The _MessageProc sub event
A powerful event sub is the _MessageProc sub event. If defined, it is called for each and every message that is relayed to the window-procedure, including the posted messages.

' Called for all messages
Sub Win_0_MessageProc(hWnd%,Mess%,wParam%,lParam%,retval%,ValidRet?)

You need to know what to do if you handle a message in the _MessageProc event sub. This knowledge is acquired through the Windows SDK (now available on line). For the sent messages the program needs to specify a return value in the by reference variable retval% and set the ValidRet? variable to True. This is necessary; if the program sets ValidRet? the message is considered handled and any event subs that would otherwise be invoked will not be executed. When ValidRet? is set the form’s window procedure will return to the caller (Windows OS) immediately.

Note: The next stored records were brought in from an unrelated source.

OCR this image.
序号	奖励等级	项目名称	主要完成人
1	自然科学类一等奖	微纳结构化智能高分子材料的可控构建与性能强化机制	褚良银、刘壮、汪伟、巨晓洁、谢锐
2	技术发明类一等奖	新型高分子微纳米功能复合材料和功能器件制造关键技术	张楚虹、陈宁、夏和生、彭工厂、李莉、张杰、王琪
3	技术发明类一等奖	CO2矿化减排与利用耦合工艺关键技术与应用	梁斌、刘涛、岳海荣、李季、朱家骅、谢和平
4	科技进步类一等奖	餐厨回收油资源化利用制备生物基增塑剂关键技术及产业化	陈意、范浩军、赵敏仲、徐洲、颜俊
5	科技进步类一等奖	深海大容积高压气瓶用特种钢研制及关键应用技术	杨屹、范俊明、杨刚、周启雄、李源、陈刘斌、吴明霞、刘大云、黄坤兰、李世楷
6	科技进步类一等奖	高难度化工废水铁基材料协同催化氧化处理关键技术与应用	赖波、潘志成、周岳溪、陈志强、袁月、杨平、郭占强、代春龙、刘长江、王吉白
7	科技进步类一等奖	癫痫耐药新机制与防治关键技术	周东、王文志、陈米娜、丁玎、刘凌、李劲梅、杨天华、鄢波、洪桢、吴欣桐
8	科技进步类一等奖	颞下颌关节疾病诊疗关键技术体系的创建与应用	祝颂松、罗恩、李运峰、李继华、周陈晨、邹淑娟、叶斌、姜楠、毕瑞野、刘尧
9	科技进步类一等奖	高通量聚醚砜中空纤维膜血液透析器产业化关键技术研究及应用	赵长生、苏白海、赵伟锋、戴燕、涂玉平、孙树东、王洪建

To handle a posted message – one that doesn’t require a return value - you needn’t set retval%, but to prevent further handling you should set ValidRet? though.

The _Message event sub is for posted messages
The _Message event sub is intended to process queued (posted) messages only. However, the _Message event sub is called for all messages (like the _MessageProc event sub) except for WM_PAINT and WM_ERASEBKGND (!?). Because of its syntax – it misses retval% and ValidRet? - it can only be used to process posted messages, the messages that don’t require a return value:

' Process posted messages only
Sub Win_0_Message(hWnd%, Mess%, wParam%, lParam%)

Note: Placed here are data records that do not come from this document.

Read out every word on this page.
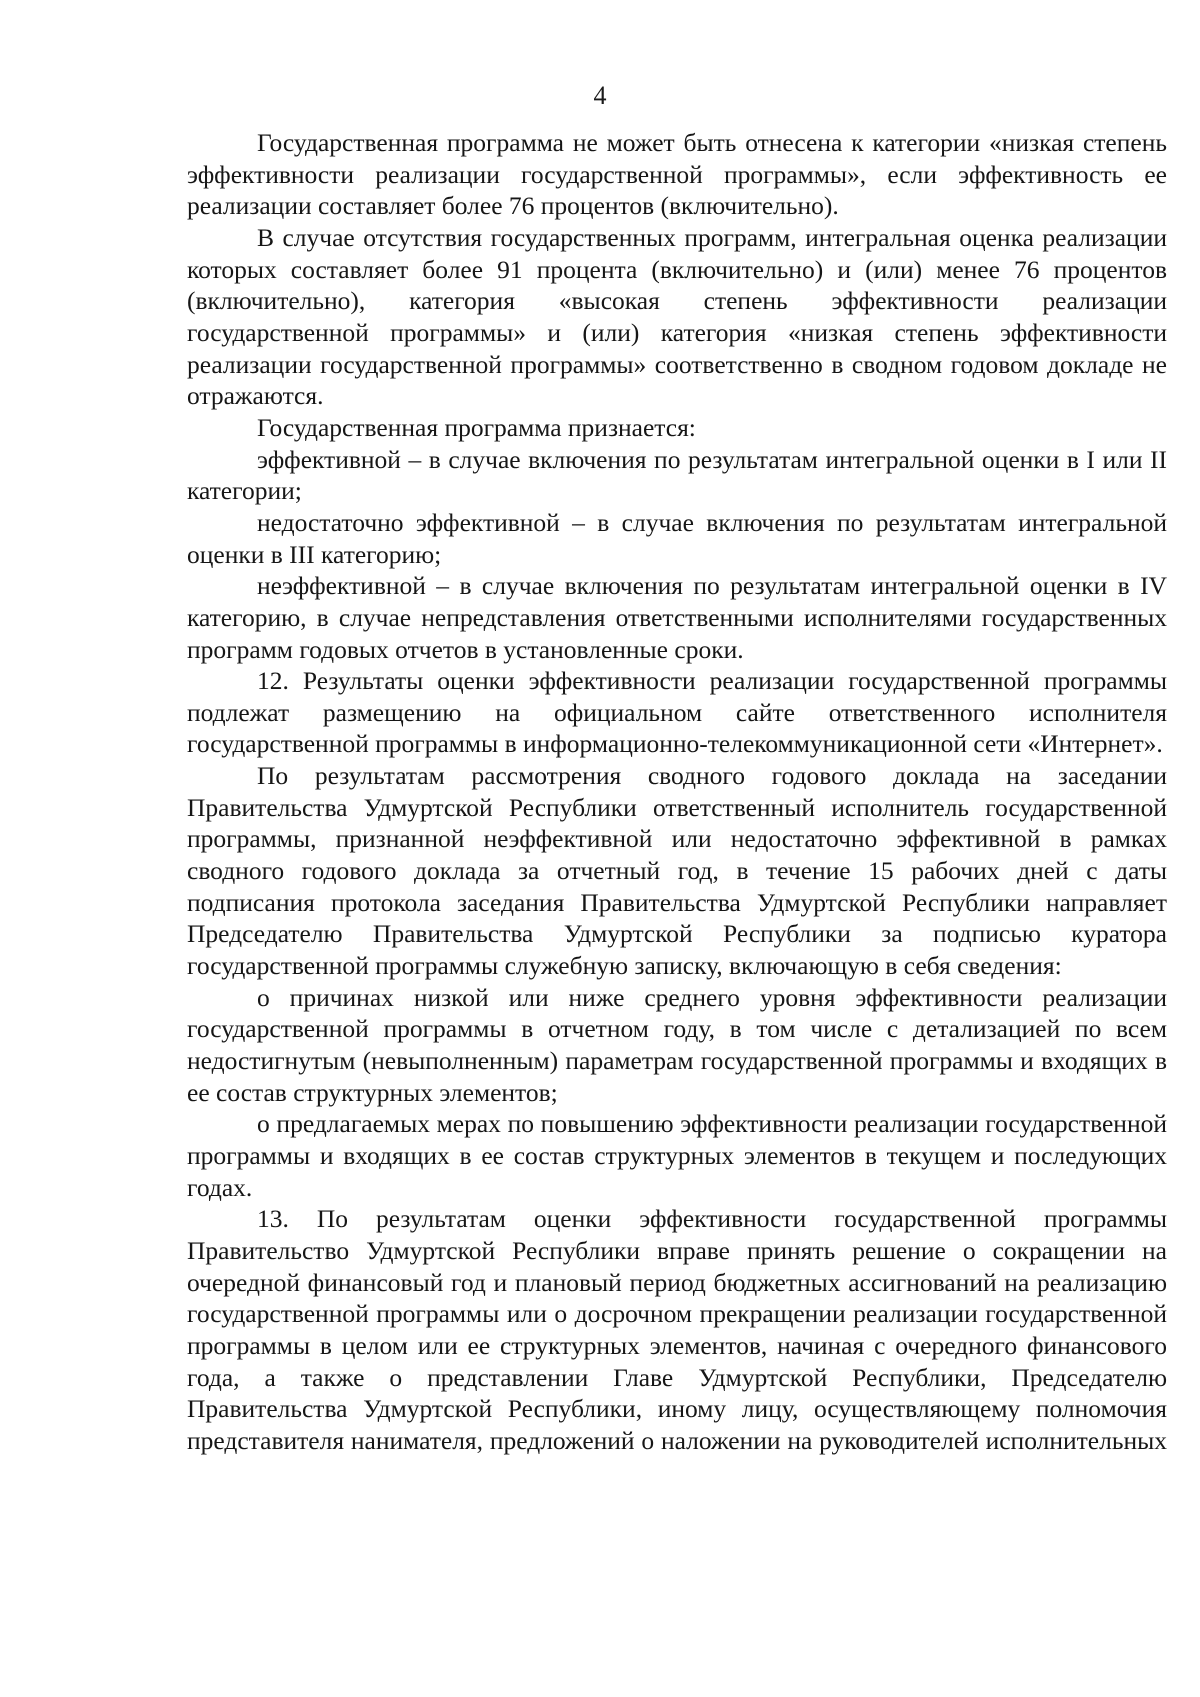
4

Государственная программа не может быть отнесена к категории «низкая степень эффективности реализации государственной программы», если эффективность ее реализации составляет более 76 процентов (включительно).

В случае отсутствия государственных программ, интегральная оценка реализации которых составляет более 91 процента (включительно) и (или) менее 76 процентов (включительно), категория «высокая степень эффективности реализации государственной программы» и (или) категория «низкая степень эффективности реализации государственной программы» соответственно в сводном годовом докладе не отражаются.

Государственная программа признается:

эффективной – в случае включения по результатам интегральной оценки в I или II категории;

недостаточно эффективной – в случае включения по результатам интегральной оценки в III категорию;

неэффективной – в случае включения по результатам интегральной оценки в IV категорию, в случае непредставления ответственными исполнителями государственных программ годовых отчетов в установленные сроки.

12. Результаты оценки эффективности реализации государственной программы подлежат размещению на официальном сайте ответственного исполнителя государственной программы в информационно-телекоммуникационной сети «Интернет».

По результатам рассмотрения сводного годового доклада на заседании Правительства Удмуртской Республики ответственный исполнитель государственной программы, признанной неэффективной или недостаточно эффективной в рамках сводного годового доклада за отчетный год, в течение 15 рабочих дней с даты подписания протокола заседания Правительства Удмуртской Республики направляет Председателю Правительства Удмуртской Республики за подписью куратора государственной программы служебную записку, включающую в себя сведения:

о причинах низкой или ниже среднего уровня эффективности реализации государственной программы в отчетном году, в том числе с детализацией по всем недостигнутым (невыполненным) параметрам государственной программы и входящих в ее состав структурных элементов;

о предлагаемых мерах по повышению эффективности реализации государственной программы и входящих в ее состав структурных элементов в текущем и последующих годах.

13. По результатам оценки эффективности государственной программы Правительство Удмуртской Республики вправе принять решение о сокращении на очередной финансовый год и плановый период бюджетных ассигнований на реализацию государственной программы или о досрочном прекращении реализации государственной программы в целом или ее структурных элементов, начиная с очередного финансового года, а также о представлении Главе Удмуртской Республики, Председателю Правительства Удмуртской Республики, иному лицу, осуществляющему полномочия представителя нанимателя, предложений о наложении на руководителей исполнительных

Even when a program handles a message in the _Message event sub the event sub for that message is invoked as well. For instance, if WM_LBUTTONDOWN is handled in the _Message event sub and the _Click event sub is defined as well, the _Click event is also executed. If both _Message and _MessageProc subs are used both subs are invoked, first the _Message event sub followed by the _MessageProc. If a program responds to a (posted) message in the _Message event sub, it shouldn’t process it in _MessageProc again, or in some other event sub.
The practical use of the _Message event sub is limited, it is intended to port GB16 code that uses the MENU()-array or _hWnd, _Mess, _wParam, _lParam to GFA-BASIC 32. Because the _Message event sub is called from the window-procedure a program can handle all posted messages when the message loop uses Sleep or DoEvents.